The 1990s are often heralded as the bastion of independent film. With directors like Robert Rodriguez, Kevin Smith, Quentin Tarantino, and Steven Soderbergh bursting onto the scene during the decade, it’s understandable why people still view it as the pinnacle of indie film. Unfortunately, many people don’t understand just how hard it was for these filmmakers in the early stages of their career. The reason why most of them were successful is due to their determination. Yes, film stock and equipment were a little cheaper than before and a little easier to get a hold of, but that’s not the real reason why these filmmakers were successful. They were successful because they refused to give up. They stuck to their guns and it completely panned out for them.
Kevin Smith was a twenty something film school drop out working at a convenience store when he finally decided to make Clerks. He took stock of what he had immediately available to him, and wrote a movie utilizing it. Clerks showcases the small-town New Jersey life of two convenience store workers. It shows the mundane day to day goings on of suburban life, but with an emphasis on dialogue and character. It’s also was one of the first films to receive wide attention that utilized the principle characters discussing pop culture artifacts like Star Wars and comic books in a big way. Today, every film has a sequence where the characters dissect some popular movie. In 1992, this was far less common. Due to his distinctive dialogue and idiosyncratic characters, Smith’s Clerks became the indie darling that could. Now, nearly three decades later, he’s still a household name.
Robert Rodriguez believed in himself so much that he literally was willing to die for his dreams. He sold his body to science to get enough money to buy film for his first feature, El Mariachi. He went into an experimental drug program where he took unmarked pills for a month in order to raise $8,000. With that money he was able to pay for El Mariachi, an action adventure movie, largely shot in Spanish, and single takes. The film played extremely well on the festival circuit and allowed Rodriquez to really be able to gather enough industry clout to make a sequel/remake film starring Antonio Banderas and Salma Hayek titled Desperado.

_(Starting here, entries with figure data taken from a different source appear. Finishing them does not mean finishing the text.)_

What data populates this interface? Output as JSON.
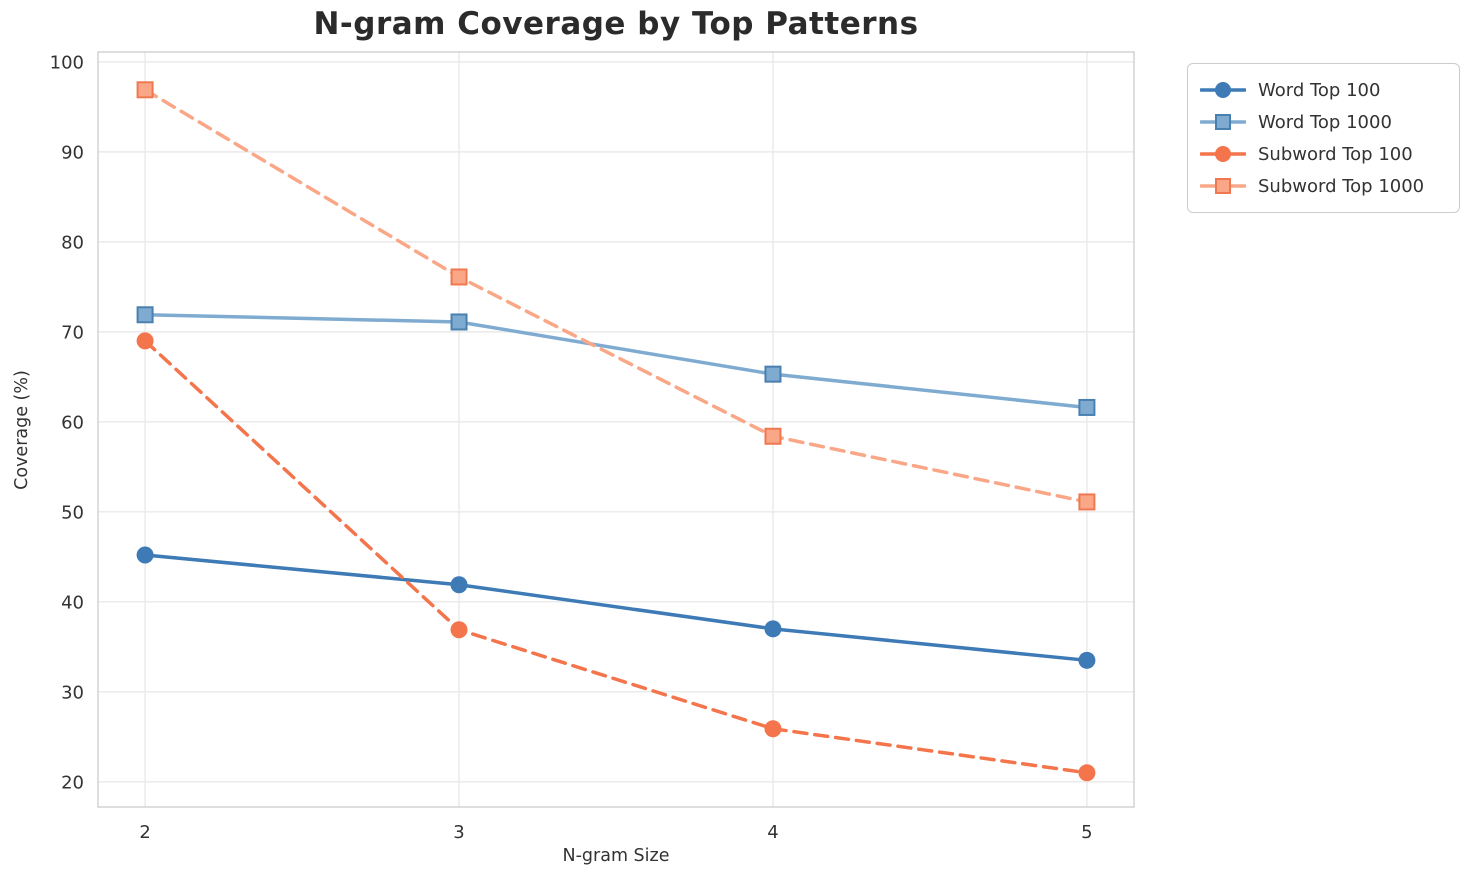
{
  "figure": {
    "background": "#ffffff"
  },
  "chart_data": {
    "type": "line",
    "title": "N-gram Coverage by Top Patterns",
    "xlabel": "N-gram Size",
    "ylabel": "Coverage (%)",
    "x": [
      2,
      3,
      4,
      5
    ],
    "xticks": [
      "2",
      "3",
      "4",
      "5"
    ],
    "yticks": [
      20,
      30,
      40,
      50,
      60,
      70,
      80,
      90,
      100
    ],
    "xlim": [
      1.85,
      5.15
    ],
    "ylim": [
      17.2,
      101.1
    ],
    "grid": true,
    "legend_position": "upper-right-outside",
    "series": [
      {
        "name": "Word Top 100",
        "color": "#3d7ab6",
        "edge": "#3d7ab6",
        "marker": "circle",
        "line": "solid",
        "values": [
          45.2,
          41.9,
          37.0,
          33.5
        ]
      },
      {
        "name": "Word Top 1000",
        "color": "#7fabd1",
        "edge": "#4a80b0",
        "marker": "square",
        "line": "solid",
        "values": [
          71.9,
          71.1,
          65.3,
          61.6
        ]
      },
      {
        "name": "Subword Top 100",
        "color": "#f4744b",
        "edge": "#f4744b",
        "marker": "circle",
        "line": "dashed",
        "values": [
          69.0,
          36.9,
          25.9,
          21.0
        ]
      },
      {
        "name": "Subword Top 1000",
        "color": "#f9a787",
        "edge": "#f07850",
        "marker": "square",
        "line": "dashed",
        "values": [
          96.9,
          76.1,
          58.4,
          51.1
        ]
      }
    ],
    "style": {
      "grid_color": "#e9e9e9",
      "spine_color": "#cfcfcf",
      "tick_text_color": "#333333",
      "title_color": "#2b2b2b"
    }
  }
}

Quentin Tarantino had written a few scripts before Reservoir Dogs was funded. He met Laurence Bender at a party. The two hit it off talking about the home invasion movie Bender had produced titled The Intruder. Tarantino showed Bender his script for Reservoir Dogs and Binder said that he thought he could find some money for Tarantino to make the film. He thought that if he just raised enough to make it work that it would surely be a success, just based off of the dialogue and inventive storytelling structure. The script eventually got into Harvey Keitel’s hands and the rest is history. The film launched Tarantino’s directing career, and cemented itself as an instant classic.
Sex, Lies, and Video Tape
Supposedly, Soderbergh wrote Sex, Lies, and Videotape in eight days. He quickly went into production and finished the film relatively quickly. The film went on to be shown at Cannes, win the Palme d’Or, and cement Soderbergh as someone to watch. Roger Ebert went so far as to dub Soderbergh “the poster boy for the Sundance generation.” Today he’s gone on to direct both quirky indie films and massive blockbusters, but Sex, Lies, and Videotape shows exactly why he’s still a household name.

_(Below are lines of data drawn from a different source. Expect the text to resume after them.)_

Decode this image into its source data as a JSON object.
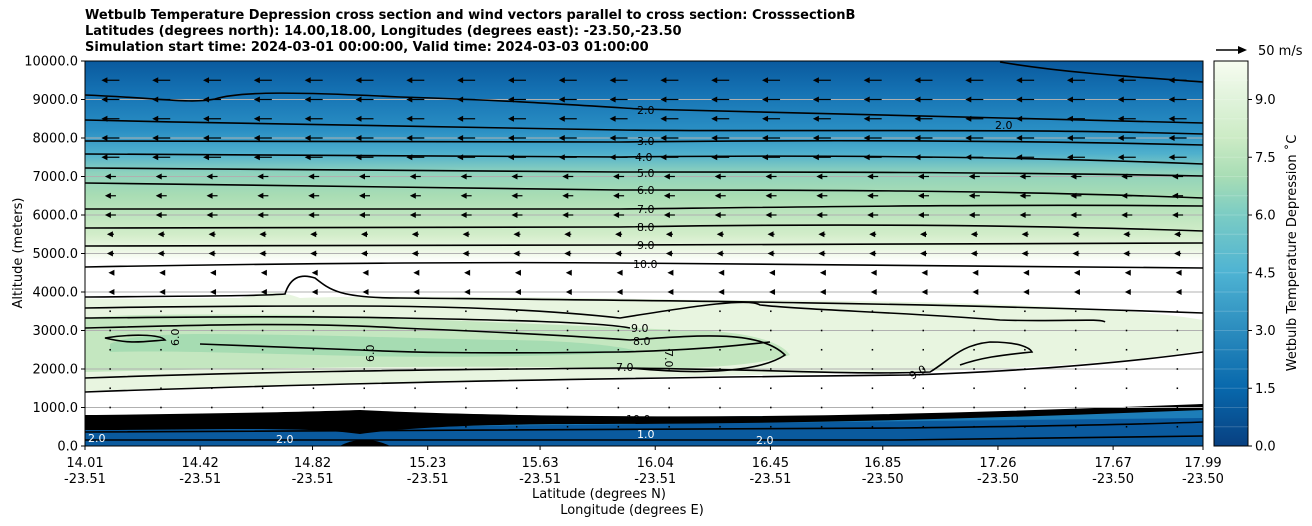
{
  "chart_data": {
    "type": "contour",
    "title_lines": [
      "Wetbulb Temperature Depression cross section and wind vectors parallel to cross section: CrosssectionB",
      "Latitudes (degrees north): 14.00,18.00, Longitudes (degrees east): -23.50,-23.50",
      "Simulation start time: 2024-03-01 00:00:00, Valid time: 2024-03-03 01:00:00"
    ],
    "ylabel": "Altitude (meters)",
    "xlabel_lat": "Latitude (degrees N)",
    "xlabel_lon": "Longitude (degrees E)",
    "ylim": [
      0,
      10000
    ],
    "yticks": [
      "0.0",
      "1000.0",
      "2000.0",
      "3000.0",
      "4000.0",
      "5000.0",
      "6000.0",
      "7000.0",
      "8000.0",
      "9000.0",
      "10000.0"
    ],
    "xticks_lat": [
      "14.01",
      "14.42",
      "14.82",
      "15.23",
      "15.63",
      "16.04",
      "16.45",
      "16.85",
      "17.26",
      "17.67",
      "17.99"
    ],
    "xticks_lon": [
      "-23.51",
      "-23.51",
      "-23.51",
      "-23.51",
      "-23.51",
      "-23.51",
      "-23.51",
      "-23.50",
      "-23.50",
      "-23.50",
      "-23.50"
    ],
    "colorbar_label": "Wetbulb Temperature Depression ˚C",
    "colorbar_ticks": [
      "0.0",
      "1.5",
      "3.0",
      "4.5",
      "6.0",
      "7.5",
      "9.0"
    ],
    "colorbar_range": [
      0,
      10
    ],
    "quiver_key_label": "50 m/s",
    "grid": "horizontal",
    "contour_labels_upper": [
      "2.0",
      "3.0",
      "4.0",
      "5.0",
      "6.0",
      "7.0",
      "8.0",
      "9.0",
      "10.0"
    ],
    "contour_labels_lower": [
      "9.0",
      "8.0",
      "7.0",
      "6.0",
      "7.0",
      "9.0",
      "6.0",
      "9.0",
      "10.0",
      "1.0",
      "2.0"
    ]
  }
}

Filmmaking is hard. There’s a reason why it’s at the top of the artistic pyramid. You need numerous people, money, and resources to make films. You need to fully embrace the fact that things are going to change and evolve over the course of the creation process. The individuals listed above embody that, to a tee. They’re all individuals who have made a name for themselves specifically by creating works on their own terms. The film industry of 2016 is much different than it was in the 1990’s, but thankfully their examples prove as positive reinforcement for creatives attempting to walk their own paths today.